Около лифта он свернул направо и шел, пока память не привела его к узкой лестнице. Взвалив на плечо свой сверток, он начал долгое восхождение в темноте.

Войдя в Энергетический зал, он зажмурился от света, резко ударившего ему в глаза. Пробиваясь сквозь сотни высоких окон, солнце тонкими струйками сочилось на пыльное оборудование, заполнявшее многие акры.

Карлсон привалился к стене и закрыл глаза. Затем, отдышавшись, стер пыль с рабочего стола и положил свой сверток.

Потом ему стало душно, и он снял выгоревшую рубашку. Тряхнул головой, убирая волосы с глаз, и двинулся по металлической лестнице туда, где стояли генераторы, — ряд за рядом, словно армия мертвых черных жуков. Только беглый осмотр их всех занял у него шесть часов.

Он выбрал три генератора во втором ряду и принялся внимательно обрабатывать один за другим, чистить, припаивать оборванные провода, смазывать и очищать от пыли, паутины и кусков треснувшей изоляции.

Ручьи пота заливали глаза, сбегали по бокам и ляжкам, проливаясь мелкими каплями на горячий пол и мгновенно высыхая.

Наконец он отложил щетку, поднялся по лестнице и вернулся к своему свертку. Вытащил одну из бутылок с водой и опорожнил наполовину, съел кусок вяленого мяса и допил воду. После этого он позволил себе одну сигарету и вернулся к работе.


Когда стемнело, ему пришлось остановиться. Он собирался лечь здесь, но зал был слишком душным. Поэтому он отправился вниз и спал под звездами на крыше приземистого здания у подножия холма.

Ремонт генераторов занял у него еще два дня. Затем он взялся за огромную радиосистему. Она была в более приличном состоянии — в последний раз Карлсон включал ее два года назад, тогда как генераторы, за исключением тех трех, что он сжег в прошлый раз, бездействовали больше пяти (или шести?) лет.

Он паял, чистил и проверял, пока не увидел, что генераторы в порядке и большего нельзя требовать ни от себя, ни от них. Теперь оставалось последнее.
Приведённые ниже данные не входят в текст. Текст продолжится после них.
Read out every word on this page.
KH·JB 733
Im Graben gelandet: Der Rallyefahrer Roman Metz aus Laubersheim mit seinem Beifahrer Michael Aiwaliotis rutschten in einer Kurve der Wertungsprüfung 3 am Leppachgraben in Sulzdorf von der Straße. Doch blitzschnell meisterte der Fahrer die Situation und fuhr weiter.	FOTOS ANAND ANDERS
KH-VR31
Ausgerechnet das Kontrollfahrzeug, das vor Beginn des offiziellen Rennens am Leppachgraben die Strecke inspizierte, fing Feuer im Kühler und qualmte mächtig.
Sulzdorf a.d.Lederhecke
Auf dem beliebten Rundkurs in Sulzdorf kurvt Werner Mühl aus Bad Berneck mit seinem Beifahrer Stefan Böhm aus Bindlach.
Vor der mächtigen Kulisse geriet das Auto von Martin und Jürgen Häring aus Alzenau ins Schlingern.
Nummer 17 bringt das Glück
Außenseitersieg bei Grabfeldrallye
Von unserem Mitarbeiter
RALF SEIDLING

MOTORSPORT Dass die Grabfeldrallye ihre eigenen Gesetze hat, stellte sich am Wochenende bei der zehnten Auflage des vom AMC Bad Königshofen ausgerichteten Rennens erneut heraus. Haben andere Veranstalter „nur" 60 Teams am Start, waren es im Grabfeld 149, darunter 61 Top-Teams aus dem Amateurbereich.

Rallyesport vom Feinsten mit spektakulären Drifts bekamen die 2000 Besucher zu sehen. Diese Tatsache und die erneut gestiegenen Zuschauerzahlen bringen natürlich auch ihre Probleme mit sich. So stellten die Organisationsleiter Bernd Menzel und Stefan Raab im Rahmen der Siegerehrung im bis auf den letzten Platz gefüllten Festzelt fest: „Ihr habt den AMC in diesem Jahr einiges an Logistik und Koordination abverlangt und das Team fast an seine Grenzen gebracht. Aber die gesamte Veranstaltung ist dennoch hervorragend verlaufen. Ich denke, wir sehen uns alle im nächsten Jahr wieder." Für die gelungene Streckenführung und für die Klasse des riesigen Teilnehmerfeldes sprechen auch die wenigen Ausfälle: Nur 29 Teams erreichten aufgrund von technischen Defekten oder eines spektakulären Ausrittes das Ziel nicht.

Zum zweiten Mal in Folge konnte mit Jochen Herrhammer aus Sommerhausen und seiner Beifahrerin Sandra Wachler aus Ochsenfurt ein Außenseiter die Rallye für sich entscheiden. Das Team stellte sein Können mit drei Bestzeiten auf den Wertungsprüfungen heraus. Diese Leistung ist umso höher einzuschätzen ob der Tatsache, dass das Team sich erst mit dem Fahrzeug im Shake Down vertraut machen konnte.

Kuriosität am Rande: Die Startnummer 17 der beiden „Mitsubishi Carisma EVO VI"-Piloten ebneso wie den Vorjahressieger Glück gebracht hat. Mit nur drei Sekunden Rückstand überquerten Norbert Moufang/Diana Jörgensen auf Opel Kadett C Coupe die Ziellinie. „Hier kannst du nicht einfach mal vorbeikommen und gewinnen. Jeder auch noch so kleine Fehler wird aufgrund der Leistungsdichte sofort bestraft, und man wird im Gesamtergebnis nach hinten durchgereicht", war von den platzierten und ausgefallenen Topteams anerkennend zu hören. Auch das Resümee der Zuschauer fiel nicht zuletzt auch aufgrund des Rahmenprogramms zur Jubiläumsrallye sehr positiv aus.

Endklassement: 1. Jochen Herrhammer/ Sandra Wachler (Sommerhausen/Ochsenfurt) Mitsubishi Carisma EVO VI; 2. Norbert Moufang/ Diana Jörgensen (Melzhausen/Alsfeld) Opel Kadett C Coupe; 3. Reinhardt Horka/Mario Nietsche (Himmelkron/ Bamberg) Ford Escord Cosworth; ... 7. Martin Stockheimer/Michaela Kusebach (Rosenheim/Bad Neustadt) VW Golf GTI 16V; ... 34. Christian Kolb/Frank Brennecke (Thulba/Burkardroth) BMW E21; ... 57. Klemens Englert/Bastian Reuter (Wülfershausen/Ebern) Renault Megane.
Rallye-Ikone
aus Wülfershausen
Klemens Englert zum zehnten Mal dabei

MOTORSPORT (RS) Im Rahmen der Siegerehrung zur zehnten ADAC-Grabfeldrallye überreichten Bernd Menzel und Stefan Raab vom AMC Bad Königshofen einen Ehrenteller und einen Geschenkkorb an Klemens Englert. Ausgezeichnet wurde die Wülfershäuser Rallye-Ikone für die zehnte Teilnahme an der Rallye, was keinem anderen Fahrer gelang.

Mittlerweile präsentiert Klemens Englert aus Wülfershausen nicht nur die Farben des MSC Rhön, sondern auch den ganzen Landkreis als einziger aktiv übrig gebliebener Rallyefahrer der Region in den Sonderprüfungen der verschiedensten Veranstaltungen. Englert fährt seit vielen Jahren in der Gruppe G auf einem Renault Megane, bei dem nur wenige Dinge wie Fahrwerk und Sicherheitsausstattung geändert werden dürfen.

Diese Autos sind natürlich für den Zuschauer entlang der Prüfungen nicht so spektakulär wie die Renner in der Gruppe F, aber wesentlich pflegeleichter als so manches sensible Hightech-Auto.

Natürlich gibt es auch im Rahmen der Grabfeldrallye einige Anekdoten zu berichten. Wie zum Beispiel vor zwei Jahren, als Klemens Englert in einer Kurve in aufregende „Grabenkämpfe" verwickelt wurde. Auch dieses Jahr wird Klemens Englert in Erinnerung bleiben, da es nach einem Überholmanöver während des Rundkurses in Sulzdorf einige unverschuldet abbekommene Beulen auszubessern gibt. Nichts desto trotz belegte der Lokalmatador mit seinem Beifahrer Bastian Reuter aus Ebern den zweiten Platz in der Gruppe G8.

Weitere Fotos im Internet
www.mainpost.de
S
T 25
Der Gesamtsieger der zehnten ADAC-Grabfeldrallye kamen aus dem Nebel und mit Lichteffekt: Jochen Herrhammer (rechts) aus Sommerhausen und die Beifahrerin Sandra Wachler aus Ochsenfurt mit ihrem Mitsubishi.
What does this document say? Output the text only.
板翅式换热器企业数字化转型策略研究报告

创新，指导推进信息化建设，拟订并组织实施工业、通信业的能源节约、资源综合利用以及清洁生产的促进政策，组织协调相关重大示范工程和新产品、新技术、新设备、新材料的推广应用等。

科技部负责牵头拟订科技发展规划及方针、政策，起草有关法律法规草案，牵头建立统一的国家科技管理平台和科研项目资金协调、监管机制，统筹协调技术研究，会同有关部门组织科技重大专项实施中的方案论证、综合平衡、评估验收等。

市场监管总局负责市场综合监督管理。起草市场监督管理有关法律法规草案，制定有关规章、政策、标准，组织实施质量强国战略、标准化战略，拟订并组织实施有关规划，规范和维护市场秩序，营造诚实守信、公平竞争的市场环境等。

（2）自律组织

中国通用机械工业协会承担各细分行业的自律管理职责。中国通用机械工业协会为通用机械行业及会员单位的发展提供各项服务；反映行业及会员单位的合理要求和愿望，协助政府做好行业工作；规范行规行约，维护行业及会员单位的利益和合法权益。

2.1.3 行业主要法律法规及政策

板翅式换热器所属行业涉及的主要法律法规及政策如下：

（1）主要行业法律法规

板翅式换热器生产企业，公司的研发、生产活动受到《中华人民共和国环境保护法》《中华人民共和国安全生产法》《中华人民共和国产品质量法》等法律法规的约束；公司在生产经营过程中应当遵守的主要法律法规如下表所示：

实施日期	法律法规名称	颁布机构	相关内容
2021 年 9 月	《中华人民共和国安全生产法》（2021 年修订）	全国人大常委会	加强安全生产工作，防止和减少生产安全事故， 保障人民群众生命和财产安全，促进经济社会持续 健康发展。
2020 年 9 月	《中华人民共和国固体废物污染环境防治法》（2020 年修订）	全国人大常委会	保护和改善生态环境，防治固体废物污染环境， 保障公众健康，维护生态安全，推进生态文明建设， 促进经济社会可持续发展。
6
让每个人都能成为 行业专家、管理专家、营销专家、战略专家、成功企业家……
Все уцелевшие роботы стояли, застыв на половине движений. С тремя сотнями фунтов энергокуба Карлсону предстояло побороться без всякой помощи. Если ему удастся перетащить его на тележку не поранив рук, то он сможет без особого труда переправить его к Воспламенителю.

Затем куб надо будет каким-то образом поместить внутрь. Два года назад он едва не надорвался, но теперь надеялся, что в этот раз будет хоть немного сильнее — и удачливее.

Очистка шкафа Воспламенителя заняла десять минут. Затем он нашел тележку и покатил ее в дальний конец зала. Один куб покоился на станине приблизительно в восьми дюймах над тележкой. Карлсон опустил тормозные колодки и обошел вокруг: куб лежал на наклонной поверхности, поддерживаемый двухдюймовым металлическим стопором. Он ухватился за стопор, но тот был накрепко прикручен к станине.

Вернувшись в зал, Карлсон отыскал ящик с инструментами, где был и гаечный ключ. Затем опять перешел к станине и принялся методично откручивать гайки.

На четвертой гайке стопор не выдержал. Раздался ужасающий скрежет, и Карлсон отскочил, выронив инструмент.

Куб заскользил вперед, снес бесполезный теперь стопор, на мгновение приостановился и с оглушительным грохотом рухнул на тяжелую платформу тележки. Под его весом платформа прогнулась и начала сминаться; колеса, схваченные колодками, подались на несколько дюймов вперед. Куб продолжал скользить, пока не выдвинулся на полфута за край тележки. Потом задрожал и остановился.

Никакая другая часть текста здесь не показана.